A VIDA E SEUS CAMINHOS - CRÔNICA

Francisco Miguel de Moura*

                                                                                        
Passei a manhã de hoje numa livraria. Não vou dizer o nome pra não fazer propaganda, que eles pagam caro, mas se colocar aqui não recebo nem um “tostão furado”. Vá traduzir esta expressão e verá que não tem boa correspondência em outra língua, senão em espanhol, a mais próxima de nós.
Não foi uma manhã agradável como as de outrora, de quando eu entrava numa boa livraria com deleite, permanecendo como que enlevado. Corri os dedos e os olhos por todas as estantes ou prateleiras e não encontrava o que queria: um livro de crônicas, de autor brasileiro. De autores tupininquins, só vi o surrado Paulo Coelho, que não escreve crônicas (e nem sei se seus livros são de boa ficção). Tudo mais era “best-sellers” americanos ou de outras paragens. Biografias de cantores, livros políticos e midiáticos.
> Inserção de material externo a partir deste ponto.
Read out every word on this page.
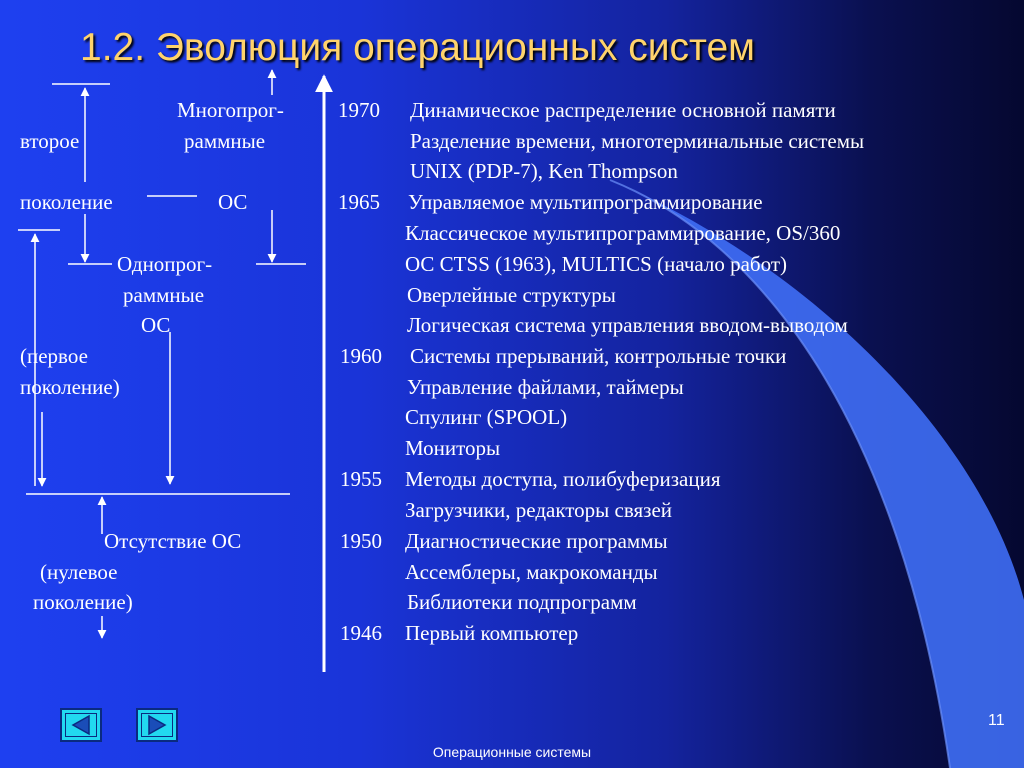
1.2. Эволюция операционных систем
Многопрог-
раммные
второе
поколение	ОС
Однопрог-
раммные
ОС
(первое
поколение)
Отсутствие ОС
(нулевое
поколение)
1970
1965
1960
1955
1950
1946
Динамическое распределение основной памяти
Разделение времени, многотерминальные системы
UNIX (PDP-7), Ken Thompson
Управляемое мультипрограммирование
Классическое мультипрограммирование, OS/360
ОС CTSS (1963), MULTICS (начало работ)
Оверлейные структуры
Логическая система управления вводом-выводом
Системы прерываний, контрольные точки
Управление файлами, таймеры
Спулинг (SPOOL)
Мониторы
Методы доступа, полибуферизация
Загрузчики, редакторы связей
Диагностические программы
Ассемблеры, макрокоманды
Библиотеки подпрограмм
Первый компьютер
11
Операционные системы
Já na saída, por muita sorte, li na carneira o nome de um: “O mundo é o que é”, de Gilmar Marcílio.  Dentro, na primeira linha da crônica: Uma das coisas mais bonitas da vida é beijar”. Tive tempo de ler a primeira crônica e gostei. Fechei-o com cuidado. Pus o volume debaixo do braço, desci as escadas já procurando onde pagar, com a frase da primeira crônica na cabeça: “Uma das coisas mais bonitas da vida é beijar”.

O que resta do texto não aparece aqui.